Member Reviews
Political dynamics are the same everywhere. It is the high stakes and the culture of secrecy that make Chinese politics so particularly intriguing. "A Death in the Lucky Holiday Hotel" is the best book so far on the riveting political drama of 2012, by combining murder, stacks of money, sex and fast cars (and even, sex in fast cars), all at a time when the complex machinery of China's Communist Party was selecting its new leaders. The book's title makes it sound like a formulaic detective novel. But it is really an insightful account of this true political story, and it uses compelling profiles of the main players to explain the context and its tremendous implications for the world's most populous country.
I used to cover Chinese politics as a journalist, and I no longer follow the bland pronouncements made by Chinese bureaucrats, who look virtually indistinguishable from one another. But I got hooked on this story when the news broke that the chief of police in Chongqing had gone to the U.S. Consulate in Sichuan Province to ask for asylum, saying he had evidence that his boss's wife had murdered an Englishman. His boss was Bo Xilai, an ambitious and charismatic leader who had been building a left-leaning political brand that made his competitors in Beijing nervous. Right there, I knew there had to be a pretty interesting backstory.
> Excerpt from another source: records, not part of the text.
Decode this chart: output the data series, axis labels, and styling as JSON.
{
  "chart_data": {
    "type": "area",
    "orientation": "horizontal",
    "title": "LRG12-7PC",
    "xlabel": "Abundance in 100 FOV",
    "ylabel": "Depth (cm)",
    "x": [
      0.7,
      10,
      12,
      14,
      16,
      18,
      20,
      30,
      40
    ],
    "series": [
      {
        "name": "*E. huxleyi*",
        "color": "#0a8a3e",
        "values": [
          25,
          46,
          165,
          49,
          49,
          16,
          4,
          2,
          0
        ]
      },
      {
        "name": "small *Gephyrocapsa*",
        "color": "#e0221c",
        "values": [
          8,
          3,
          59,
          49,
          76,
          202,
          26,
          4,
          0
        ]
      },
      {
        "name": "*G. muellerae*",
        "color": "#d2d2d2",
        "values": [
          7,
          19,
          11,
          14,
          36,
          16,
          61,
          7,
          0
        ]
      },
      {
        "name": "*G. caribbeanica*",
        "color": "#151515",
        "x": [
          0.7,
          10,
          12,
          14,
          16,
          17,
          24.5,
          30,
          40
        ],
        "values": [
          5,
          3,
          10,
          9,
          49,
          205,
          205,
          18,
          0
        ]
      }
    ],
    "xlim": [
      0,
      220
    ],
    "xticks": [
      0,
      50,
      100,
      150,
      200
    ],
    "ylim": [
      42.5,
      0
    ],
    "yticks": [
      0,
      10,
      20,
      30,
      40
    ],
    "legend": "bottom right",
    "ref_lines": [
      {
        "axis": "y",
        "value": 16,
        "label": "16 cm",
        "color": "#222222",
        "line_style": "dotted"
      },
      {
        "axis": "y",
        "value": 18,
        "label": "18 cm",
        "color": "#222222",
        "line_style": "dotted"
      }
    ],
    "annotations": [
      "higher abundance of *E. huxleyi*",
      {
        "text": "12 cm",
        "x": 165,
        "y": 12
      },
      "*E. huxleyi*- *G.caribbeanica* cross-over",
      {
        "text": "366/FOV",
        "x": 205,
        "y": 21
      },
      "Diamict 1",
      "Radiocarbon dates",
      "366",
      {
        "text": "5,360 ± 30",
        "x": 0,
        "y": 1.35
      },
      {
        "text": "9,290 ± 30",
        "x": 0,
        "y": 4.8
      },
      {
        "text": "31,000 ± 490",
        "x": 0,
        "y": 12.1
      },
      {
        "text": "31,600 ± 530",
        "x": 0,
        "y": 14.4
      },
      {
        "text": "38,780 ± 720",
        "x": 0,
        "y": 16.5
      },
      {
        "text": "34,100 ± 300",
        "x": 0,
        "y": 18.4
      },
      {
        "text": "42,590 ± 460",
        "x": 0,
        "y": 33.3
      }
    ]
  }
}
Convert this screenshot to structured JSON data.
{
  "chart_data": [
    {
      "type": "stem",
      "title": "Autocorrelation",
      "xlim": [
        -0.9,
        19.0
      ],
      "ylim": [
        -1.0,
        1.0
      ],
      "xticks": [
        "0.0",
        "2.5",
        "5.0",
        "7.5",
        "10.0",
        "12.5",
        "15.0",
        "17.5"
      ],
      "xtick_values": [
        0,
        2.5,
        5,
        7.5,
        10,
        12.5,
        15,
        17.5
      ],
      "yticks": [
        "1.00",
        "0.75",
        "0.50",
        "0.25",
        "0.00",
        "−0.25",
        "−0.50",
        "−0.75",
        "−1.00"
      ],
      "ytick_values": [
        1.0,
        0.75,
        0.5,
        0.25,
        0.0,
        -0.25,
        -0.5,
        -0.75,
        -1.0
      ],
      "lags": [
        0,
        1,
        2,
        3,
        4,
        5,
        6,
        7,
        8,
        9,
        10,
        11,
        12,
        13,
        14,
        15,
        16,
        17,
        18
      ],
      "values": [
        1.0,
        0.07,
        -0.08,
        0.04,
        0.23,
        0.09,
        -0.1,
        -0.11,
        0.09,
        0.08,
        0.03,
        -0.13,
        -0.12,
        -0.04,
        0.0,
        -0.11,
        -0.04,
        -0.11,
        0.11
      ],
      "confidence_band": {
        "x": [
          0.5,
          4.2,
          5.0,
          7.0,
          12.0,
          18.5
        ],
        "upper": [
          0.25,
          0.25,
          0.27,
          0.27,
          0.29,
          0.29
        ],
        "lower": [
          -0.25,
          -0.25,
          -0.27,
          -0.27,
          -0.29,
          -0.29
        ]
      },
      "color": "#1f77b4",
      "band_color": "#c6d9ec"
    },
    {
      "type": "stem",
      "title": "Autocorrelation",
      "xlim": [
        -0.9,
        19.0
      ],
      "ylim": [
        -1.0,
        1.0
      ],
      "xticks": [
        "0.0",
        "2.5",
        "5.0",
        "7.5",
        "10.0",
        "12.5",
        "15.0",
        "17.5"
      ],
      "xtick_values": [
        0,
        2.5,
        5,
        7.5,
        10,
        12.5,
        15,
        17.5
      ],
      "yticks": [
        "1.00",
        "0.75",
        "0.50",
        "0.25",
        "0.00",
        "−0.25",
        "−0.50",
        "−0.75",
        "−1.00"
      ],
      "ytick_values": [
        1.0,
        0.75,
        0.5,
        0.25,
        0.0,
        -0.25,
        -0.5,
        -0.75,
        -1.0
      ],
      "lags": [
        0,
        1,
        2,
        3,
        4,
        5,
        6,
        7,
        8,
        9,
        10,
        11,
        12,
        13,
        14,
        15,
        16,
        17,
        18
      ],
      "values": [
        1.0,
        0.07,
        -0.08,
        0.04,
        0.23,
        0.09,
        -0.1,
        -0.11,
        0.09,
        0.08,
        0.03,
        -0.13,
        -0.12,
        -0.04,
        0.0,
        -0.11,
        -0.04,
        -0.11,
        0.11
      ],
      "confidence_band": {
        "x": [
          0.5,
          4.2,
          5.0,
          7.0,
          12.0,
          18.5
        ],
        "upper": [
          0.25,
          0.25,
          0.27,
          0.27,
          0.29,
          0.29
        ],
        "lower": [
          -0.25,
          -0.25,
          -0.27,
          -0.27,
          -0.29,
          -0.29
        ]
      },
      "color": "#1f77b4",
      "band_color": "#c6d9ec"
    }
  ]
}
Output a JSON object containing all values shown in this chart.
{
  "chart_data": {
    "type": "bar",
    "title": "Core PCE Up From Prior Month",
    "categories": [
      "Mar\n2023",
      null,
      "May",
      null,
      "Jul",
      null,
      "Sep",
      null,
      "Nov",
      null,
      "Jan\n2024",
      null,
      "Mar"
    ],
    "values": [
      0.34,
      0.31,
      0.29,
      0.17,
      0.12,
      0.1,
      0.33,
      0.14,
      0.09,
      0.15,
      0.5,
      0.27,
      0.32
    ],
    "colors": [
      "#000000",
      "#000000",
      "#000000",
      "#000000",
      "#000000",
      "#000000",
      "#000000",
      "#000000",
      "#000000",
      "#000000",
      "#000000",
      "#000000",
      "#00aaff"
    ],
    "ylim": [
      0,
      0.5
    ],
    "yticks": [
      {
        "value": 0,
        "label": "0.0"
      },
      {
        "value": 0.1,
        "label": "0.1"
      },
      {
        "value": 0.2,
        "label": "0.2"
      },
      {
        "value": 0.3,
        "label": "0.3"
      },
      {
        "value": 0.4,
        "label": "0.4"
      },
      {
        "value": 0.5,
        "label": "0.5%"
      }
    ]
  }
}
Indeed, there was. And thank goodness, it takes some telling. A brawny power struggle always requires a good explanation of the political landscape and the main players in the drama. Pin Ho is an experienced journalist in Hong Kong, and his narrative is interspersed with moments when players in this drama called or texted him to leak information or try to get coverage furthering a particular viewpoint. He had a close-up view, but he was mystified how to put the pieces of the puzzle together while the story was still unfolding. When he and co-author Wenguang Huang sat down to write, it probably wasn't easy to decide how to structure the story. They chose to tell it through the main characters.
At the center is Bo Xilai, who grew up in a privileged family of Communist Party royalty, his father a lieutenant of Mao and Deng Xiaoping. Young Bo had smarts and good looks, and the ambition and ability to move his way up. He eventually became the boss in Chongqing, one of China's megacities with a population of 32 million. Bo espoused a special brand of populist politics, with nostalgia for Mao, all the while socking away tens of millions of dollars and bedding a stream of young Chinese starlets, including an attractive network news anchorwoman. His son went to Harrow, and then Harvard, and had enough cash to buy high-end sports cars without a financing plan. There was help from a British businessman-cum-fixer, Neil Haywood, who apparently grew an inflated sense of self-importance, pretending to friends that he was a British secret agent, and finally demanding a bigger cut of all that money. He's the one who ends up dead, poisoned, in the Lucky Holiday Hotel.
Then there is the wife, Gu Kailai, who seems to fit into a long line of villainous vixens in Chinese history. She had sharp cheekbones and spiky hair. She was demanding and high-strung. Trained as a lawyer, she had her fingers in many ventures and it is hard for the authors to figure out exactly where her husband fit in to all of them. The Communist Party put her on a public trial for the murder, while her husband languished under house arrest.
The other strands of political intrigue spread throughout Beijing. One of the most revealing involves Ling Jihua, chief of staff to the outgoing President of China. Ling's son died when his speeding Ferrari crashed on a Beijing street at 2 A.M. with two naked women in the front seat, apparently taking part in a familiar activity by China's young elite. But when Ling, the father, went to identify the body, he denied that it belonged to his son, knowing that an admission would end his own career. Of course, when the cover-up is revealed, it was doubly damning. It always is.
Any tale of political intrigue that includes murder and betrayal, on the stage of a political transition, inevitably invites the question about how much was orchestrated by people in power. In a secretive political culture, it is hard to prove anything for sure. But my guess is: not much was made up here. The police chief's plea for asylum to the Americans, and the death of an Englishman, made it difficult for China's leaders to keep the story secret. Instead, the authorities seem to have used a genuine scandal for their own political purposes - to identify a common enemy that they could rally all Party members against, and hold him up as a symbol of the corrupt excesses that the Party is theoretically trying to fight, just as they were preparing to champion new leadership. Bo fit that bill. In politics, timing and luck are almost everything. We will never know what might have happened had a few cards fallen in a different way.